With that in mind, I review what look like three awesome documentaries, starting with the most compelling:
1. The Last Days of Vietnam
Topic: From Rotten Tomatoes: During the chaotic final days of the Vietnam War, the North Vietnamese Army closed in on Saigon as the panicked South Vietnamese people desperately attempted to escape. On the ground, American soldiers and diplomats confronted a moral quandary: whether to obey White House orders to evacuate only U.S. citizens or risk being charged with treason and save the lives of as many South Vietnamese citizens as they could. With time running out and the city under fire, an unlikely group of heroes emerged as Americans and South Vietnamese took matters into their own hands.
Review from rogerebert.com
by Godfrey Cheshire
Skimmable? Yes! In the first few and last few paragraphs, we get what Cheshire thinks about the movie, as well as an enlightening analysis. This is a beautifully written review.
Bottom Line: A Whopping Thumbs up: Riveting, wrenching and extraordinarily important, …[a] superb documentary….
Comment: Cheshire observes that there are “potential parallels between yesterday’s debacle and similar U.S. withdrawals from Iraq and Afghanistan today.”
Note: In limited release. Hopefully that will change as the buzz increases.
2. No, No: a Dockumentary
Topic: Dock Ellis was a pitcher on the Pittsburgh Pirates in the 1970s, who pitched a no-hitter while on acid (beats steroids). He had a volatile personality, but he was also an outspoken purveyor of civil rights at a time when racism in baseball continued to prevail.
Review from Austin360.com
by Joe Gross
Skimmable?: Not at all. Everything is a spoiler except for one paragraph in the middle, where you’ll find Gross’ opinion.
Bottom Line: It’s “wildly entertaining” and “expertly made”: 4.5 stars out of 5, Grade A-
Comment: many of the reviews I have read state that Dock is the only pitcher in baseball history who has pitched a no hitter while on LSD. Question: how many pitchers have ever pitched on LSD?
3. Joan Rivers: A Piece of Work
In memoriam.
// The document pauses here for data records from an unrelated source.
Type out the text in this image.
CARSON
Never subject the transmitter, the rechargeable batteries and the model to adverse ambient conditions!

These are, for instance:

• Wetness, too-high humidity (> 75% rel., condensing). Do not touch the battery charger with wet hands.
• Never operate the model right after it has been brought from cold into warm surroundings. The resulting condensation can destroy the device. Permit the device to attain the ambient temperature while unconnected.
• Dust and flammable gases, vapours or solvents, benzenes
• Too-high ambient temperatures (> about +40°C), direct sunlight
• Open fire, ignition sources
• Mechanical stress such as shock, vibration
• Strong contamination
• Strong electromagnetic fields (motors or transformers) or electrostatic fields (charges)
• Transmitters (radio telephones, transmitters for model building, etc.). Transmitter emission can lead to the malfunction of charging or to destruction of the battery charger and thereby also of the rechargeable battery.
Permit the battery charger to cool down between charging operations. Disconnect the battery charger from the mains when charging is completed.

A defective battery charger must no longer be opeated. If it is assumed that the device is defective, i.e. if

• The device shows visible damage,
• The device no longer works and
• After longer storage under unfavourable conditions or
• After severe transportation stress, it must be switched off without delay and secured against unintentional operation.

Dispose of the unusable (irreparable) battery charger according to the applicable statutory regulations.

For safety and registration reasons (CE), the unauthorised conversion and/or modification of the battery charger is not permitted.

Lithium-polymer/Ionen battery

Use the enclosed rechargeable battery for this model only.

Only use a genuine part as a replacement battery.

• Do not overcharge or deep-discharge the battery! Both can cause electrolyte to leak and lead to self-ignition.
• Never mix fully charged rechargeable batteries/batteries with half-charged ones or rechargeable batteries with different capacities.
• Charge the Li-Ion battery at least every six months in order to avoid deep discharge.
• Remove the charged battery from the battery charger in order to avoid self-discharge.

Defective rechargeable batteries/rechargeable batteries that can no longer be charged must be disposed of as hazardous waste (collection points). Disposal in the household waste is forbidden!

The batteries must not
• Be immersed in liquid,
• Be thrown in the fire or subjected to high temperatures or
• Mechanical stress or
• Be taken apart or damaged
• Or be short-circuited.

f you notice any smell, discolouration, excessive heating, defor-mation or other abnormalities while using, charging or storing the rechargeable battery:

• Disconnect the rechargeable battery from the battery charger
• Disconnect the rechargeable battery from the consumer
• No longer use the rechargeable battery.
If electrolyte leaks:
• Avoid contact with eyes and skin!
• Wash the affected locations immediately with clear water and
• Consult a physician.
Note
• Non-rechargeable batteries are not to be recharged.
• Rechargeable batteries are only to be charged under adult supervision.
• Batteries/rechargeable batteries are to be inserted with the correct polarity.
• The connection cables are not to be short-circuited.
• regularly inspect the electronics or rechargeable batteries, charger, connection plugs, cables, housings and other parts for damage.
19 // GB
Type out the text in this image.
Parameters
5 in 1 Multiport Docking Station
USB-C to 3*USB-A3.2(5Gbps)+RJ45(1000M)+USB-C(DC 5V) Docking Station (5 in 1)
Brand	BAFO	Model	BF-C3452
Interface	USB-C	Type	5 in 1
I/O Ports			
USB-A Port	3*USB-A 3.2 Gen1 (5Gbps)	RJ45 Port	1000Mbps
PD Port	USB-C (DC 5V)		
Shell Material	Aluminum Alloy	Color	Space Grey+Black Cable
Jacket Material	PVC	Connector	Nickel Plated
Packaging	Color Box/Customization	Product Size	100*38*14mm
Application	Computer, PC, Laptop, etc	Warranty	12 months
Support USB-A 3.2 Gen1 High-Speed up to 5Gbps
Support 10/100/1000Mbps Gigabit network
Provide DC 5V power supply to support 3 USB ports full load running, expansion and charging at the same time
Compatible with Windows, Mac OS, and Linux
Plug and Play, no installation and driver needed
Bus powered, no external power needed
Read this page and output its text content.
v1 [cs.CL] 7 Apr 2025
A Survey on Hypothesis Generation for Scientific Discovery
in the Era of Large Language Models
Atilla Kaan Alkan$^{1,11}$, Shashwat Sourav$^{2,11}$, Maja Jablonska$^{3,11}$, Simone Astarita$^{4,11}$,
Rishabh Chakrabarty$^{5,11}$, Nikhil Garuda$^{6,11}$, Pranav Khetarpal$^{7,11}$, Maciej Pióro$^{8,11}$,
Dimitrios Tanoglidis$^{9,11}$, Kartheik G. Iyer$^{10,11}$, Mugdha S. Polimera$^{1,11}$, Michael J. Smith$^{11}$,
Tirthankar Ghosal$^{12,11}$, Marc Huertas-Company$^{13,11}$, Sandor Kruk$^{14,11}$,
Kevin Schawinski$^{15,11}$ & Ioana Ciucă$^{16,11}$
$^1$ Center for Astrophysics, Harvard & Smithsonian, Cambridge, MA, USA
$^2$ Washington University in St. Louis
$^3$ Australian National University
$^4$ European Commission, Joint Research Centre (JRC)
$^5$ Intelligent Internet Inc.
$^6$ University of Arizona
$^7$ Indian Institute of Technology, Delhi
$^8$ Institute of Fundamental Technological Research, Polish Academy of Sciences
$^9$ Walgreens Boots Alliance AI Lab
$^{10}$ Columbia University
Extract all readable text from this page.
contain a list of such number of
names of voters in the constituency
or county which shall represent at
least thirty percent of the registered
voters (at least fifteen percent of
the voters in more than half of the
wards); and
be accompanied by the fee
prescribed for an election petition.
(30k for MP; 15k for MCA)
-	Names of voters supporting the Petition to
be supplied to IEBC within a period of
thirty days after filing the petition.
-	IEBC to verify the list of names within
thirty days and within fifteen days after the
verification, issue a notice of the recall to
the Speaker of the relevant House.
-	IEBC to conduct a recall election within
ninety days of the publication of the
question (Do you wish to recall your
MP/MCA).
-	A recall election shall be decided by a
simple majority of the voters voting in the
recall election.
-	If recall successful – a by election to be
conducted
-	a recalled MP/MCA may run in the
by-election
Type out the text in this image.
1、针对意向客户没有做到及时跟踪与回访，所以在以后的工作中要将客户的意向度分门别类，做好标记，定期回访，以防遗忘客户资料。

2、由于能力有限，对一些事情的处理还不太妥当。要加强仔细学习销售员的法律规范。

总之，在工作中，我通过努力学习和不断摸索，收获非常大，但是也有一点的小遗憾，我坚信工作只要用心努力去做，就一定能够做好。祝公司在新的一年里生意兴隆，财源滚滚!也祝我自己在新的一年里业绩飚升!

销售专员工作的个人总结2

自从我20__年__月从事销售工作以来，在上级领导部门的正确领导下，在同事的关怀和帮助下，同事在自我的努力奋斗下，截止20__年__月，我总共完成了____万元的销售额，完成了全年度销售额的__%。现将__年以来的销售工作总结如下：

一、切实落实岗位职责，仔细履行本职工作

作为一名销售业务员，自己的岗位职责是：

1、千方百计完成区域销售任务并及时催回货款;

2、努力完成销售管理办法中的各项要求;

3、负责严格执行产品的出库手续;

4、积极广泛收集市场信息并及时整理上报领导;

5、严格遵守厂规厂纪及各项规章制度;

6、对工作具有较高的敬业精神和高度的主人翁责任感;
This movie came out in 2010.
Topic: The two directors follow Joan Rivers around for a year.
Review from Canada’s Globe and Mail
by Stephen Cole
Skimmable? Yes. But you’ll end up with only the first and last few sentences.
Bottom Line: It’s good, though “harrowing” in its unabashed look at Rivers’ personal life and the ups and downs of her career. She is “also hilarious, and dangerously so. You could break both funny bones watching her new documentary.”
I saw the movie and I take umbrage at this analogy:
Joan Rivers: A Piece of Work succeeds because the subject knows she’s a showbiz monster and plays her role to the hilt. She’s Norma Desmond in Sunset Blvd. or Mommie Dearest’s Joan Crawford up from the grave.
Norma Desmond? Joan Crawford (as portrayed by Faye Dunaway)? These two movie characters were so obsessed about being on screen that they had no idea how grotesque they looked. I thought the purpose of Joan Rivers: A Piece of Work was to get beyond the plastic surgery. Stephen Cole should have done the same.